The prices of gold moved very slightly on Wednesday, December 11, 2019, as traders and investors wait for updates on tariffs on Chinese goods and the release of the U.S. Federal Open Market Committee’s (FOMC) policy statement.
U.S. gold futures dropped by 0.1% to $1,467.40 an ounce and spot prices fell by the same rate to $1,463.20 an ounce.
The U.S. central bank is scheduled to release economic policy statement later today.
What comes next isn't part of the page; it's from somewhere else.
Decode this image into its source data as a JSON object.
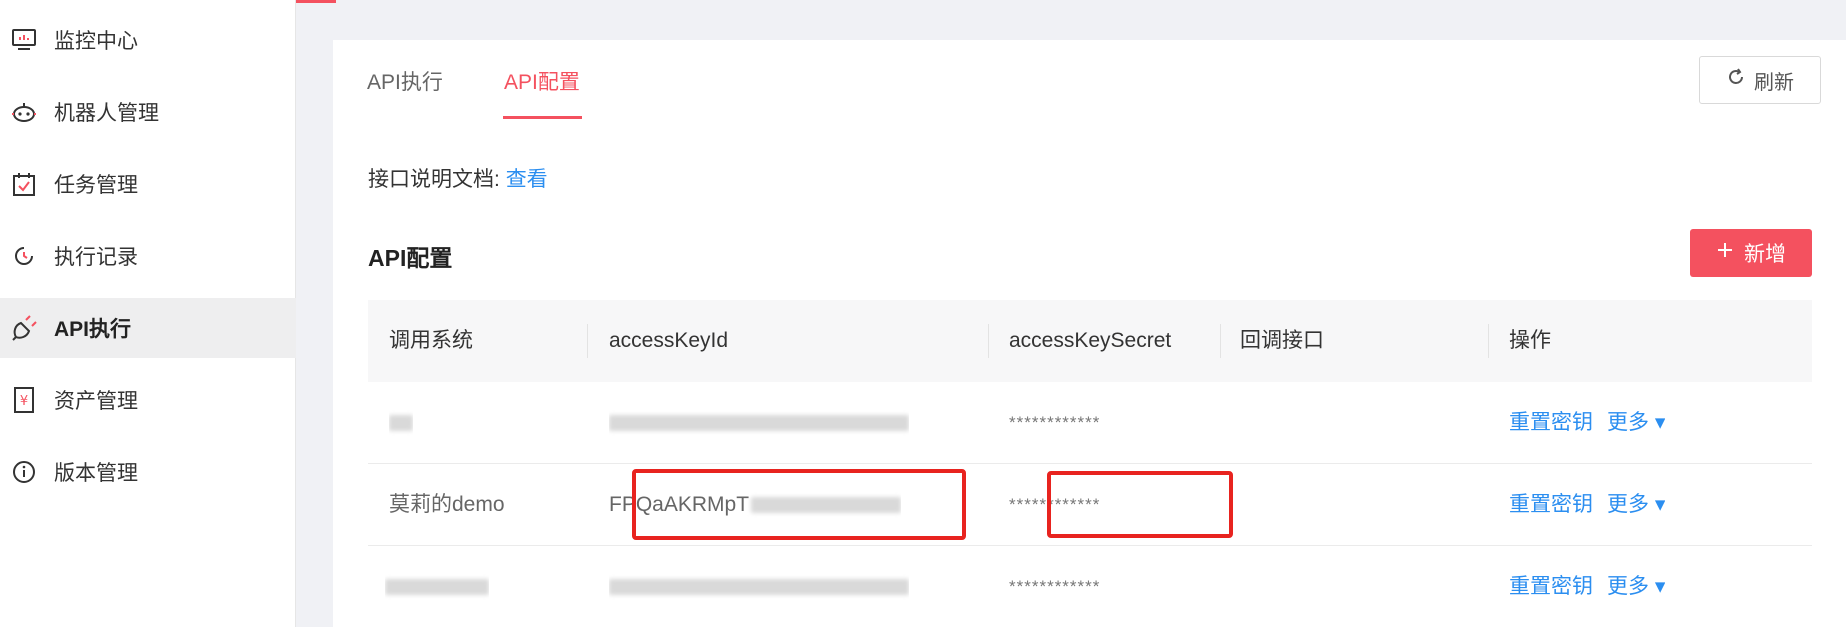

And while it is not expected to make any changes to the interest rates, the markets want to know its opinion on the economic outlook of the U.S. which has been significantly affected by the trade war.
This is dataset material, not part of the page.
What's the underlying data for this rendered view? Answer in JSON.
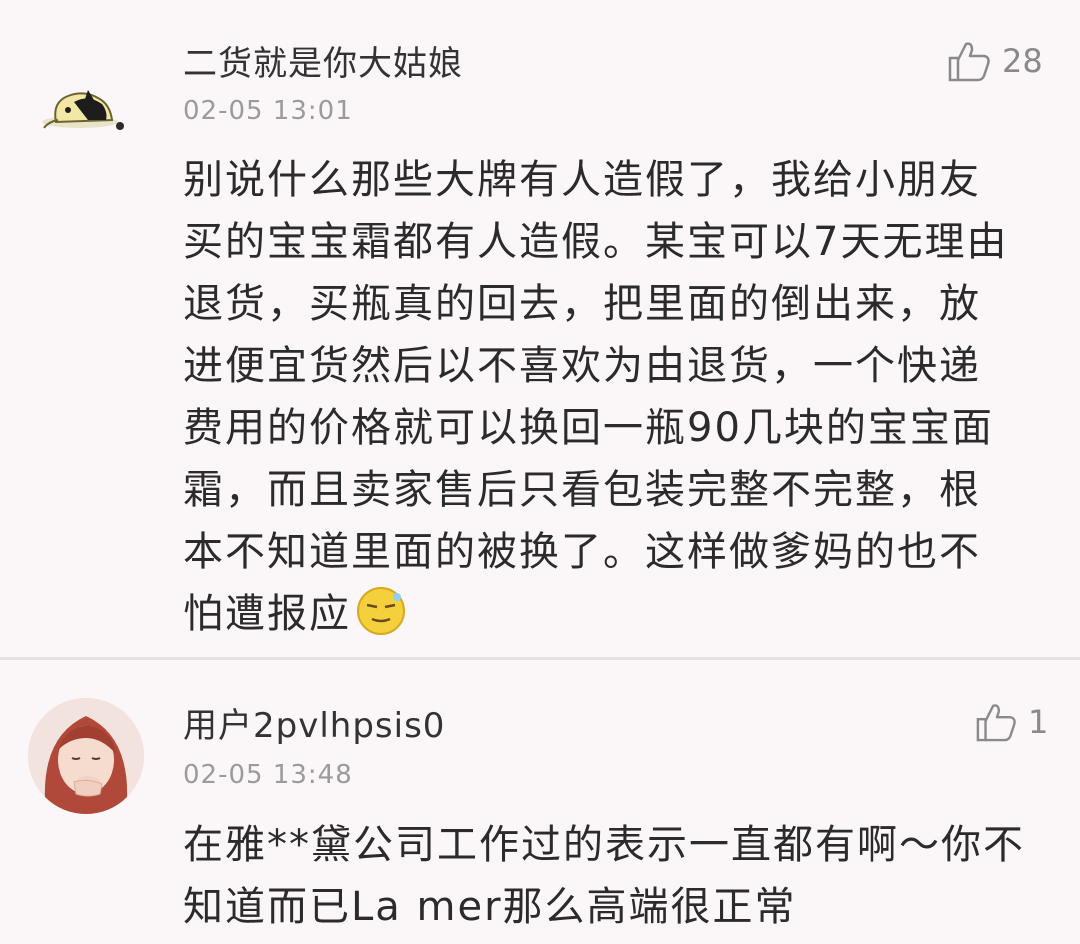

According to Jeffrey Halley, OANDA’s senior market analyst for the Asia Pacific, the FOMC’s updating of the “dot-plot” will be closely monitored since the markets are in a wait-and-see mode. Not only gold but also the foreign exchange, oil and stock markets. They are closely watching how the events will unfold in the second half of this week. He suggested that a dovish statement from the FOMC will lift the prices of yellow metal because it could weaken the U.S. dollar.
Meanwhile, the Wall Street Journal reported yesterday that the American and Chinese negotiators are working on a deal to delay the implementation of tariffs on Chinese consumer goods worth around $160 billion. The deadline for this fresh round of import duty is on December 15. U.S. President Donald Trump has yet to make his final decision on the issue. He reportedly wants China to commit to massive purchases of agricultural products from the U.S. as part of the deal for suspension of the December tariffs.
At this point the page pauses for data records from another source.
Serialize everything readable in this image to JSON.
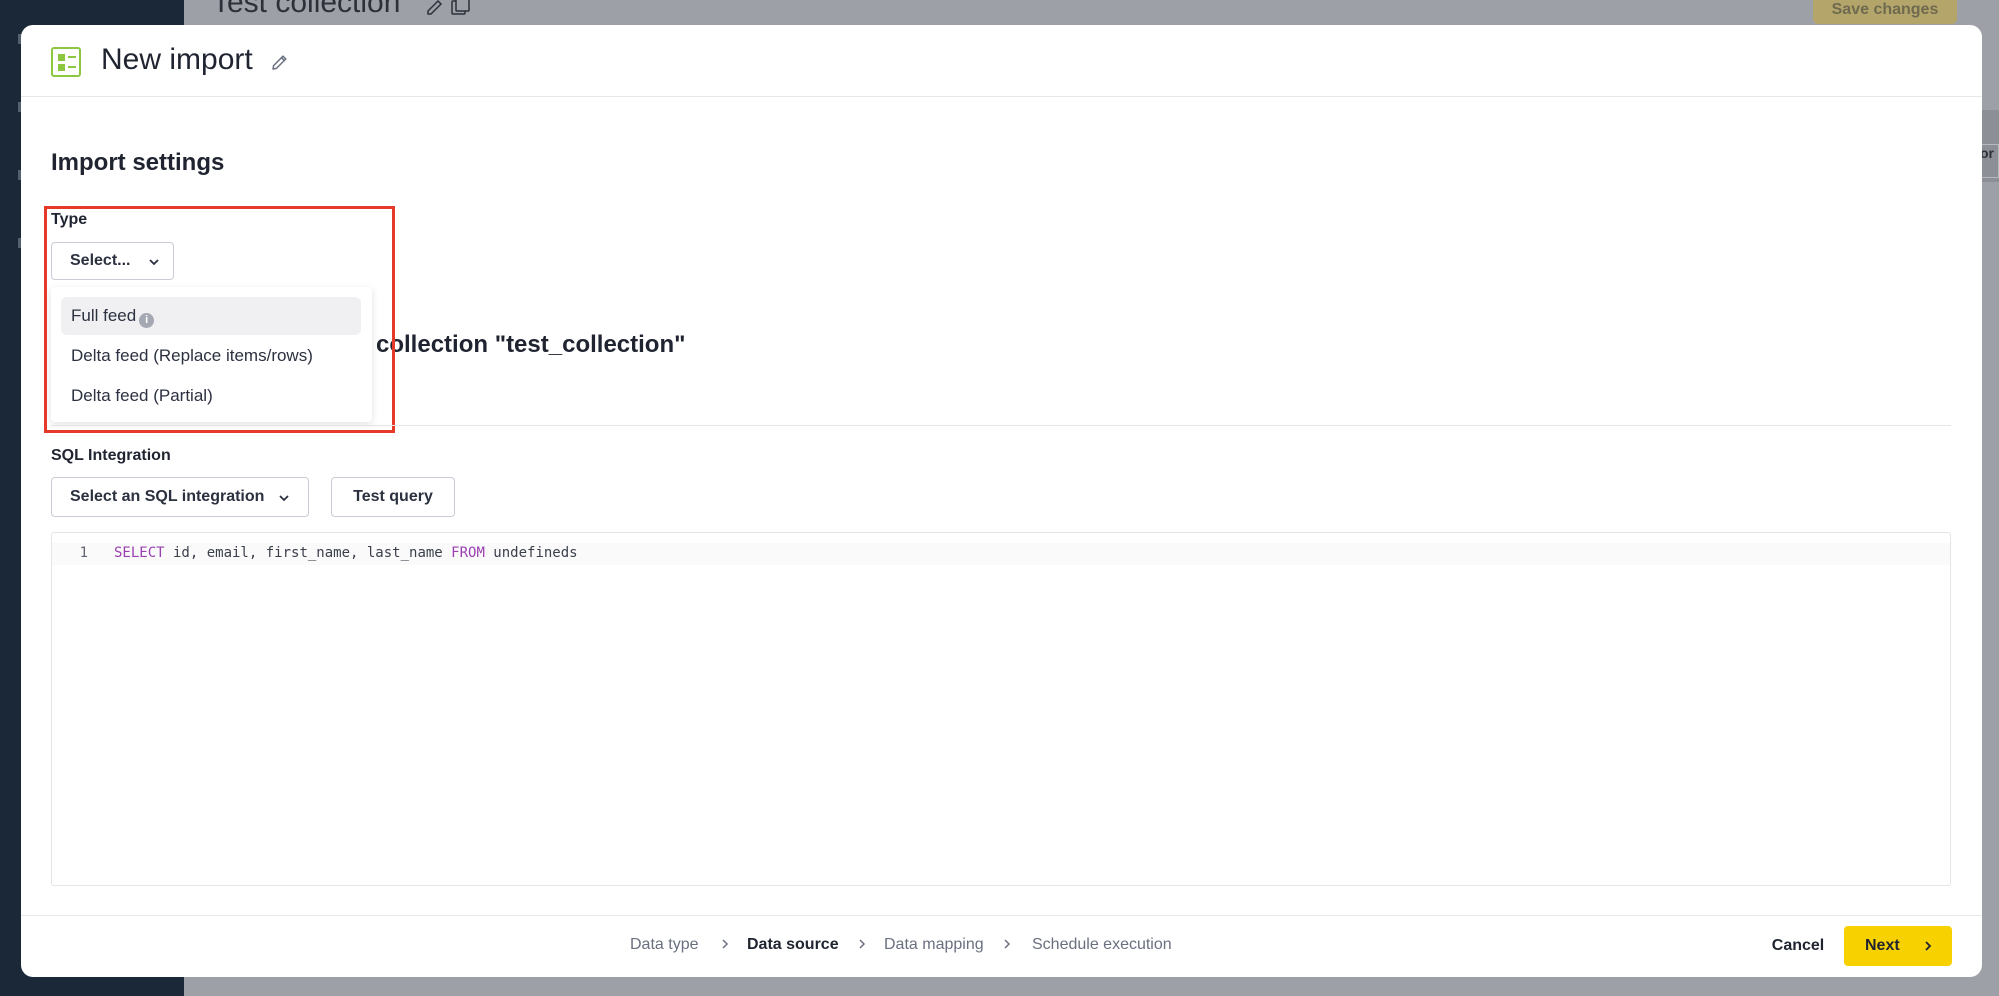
{
  "background": {
    "page_title": "Test collection",
    "save_button": "Save changes",
    "right_tab_fragment": "or"
  },
  "modal": {
    "title": "New import",
    "section_title": "Import settings",
    "type_field": {
      "label": "Type",
      "selected": "Select...",
      "options": [
        {
          "label": "Full feed",
          "has_info": true,
          "highlighted": true
        },
        {
          "label": "Delta feed (Replace items/rows)"
        },
        {
          "label": "Delta feed (Partial)"
        }
      ]
    },
    "collection_heading": "collection \"test_collection\"",
    "sql_integration": {
      "label": "SQL Integration",
      "select_placeholder": "Select an SQL integration",
      "test_button": "Test query"
    },
    "editor": {
      "line_number": "1",
      "kw_select": "SELECT",
      "columns": " id, email, first_name, last_name ",
      "kw_from": "FROM",
      "table": " undefineds"
    }
  },
  "footer": {
    "steps": [
      "Data type",
      "Data source",
      "Data mapping",
      "Schedule execution"
    ],
    "current_step": "Data source",
    "cancel": "Cancel",
    "next": "Next"
  },
  "colors": {
    "accent": "#f8d100",
    "highlight_border": "#e53a2a",
    "icon_green": "#8dc63f",
    "keyword": "#9a3fb0"
  }
}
If the two parties fail to reach an agreement on tariff suspension, it would weaken risk appetite and benefit the precious metal in the near-term, according to Benjamin Lu of Phillips Futures.
On the technical aspect of trading, Reuters’ technical analyst Wang Tao noted the mixed signals for spot gold prices as it keeps moving towards the resistance price level of $1,466 an ounce.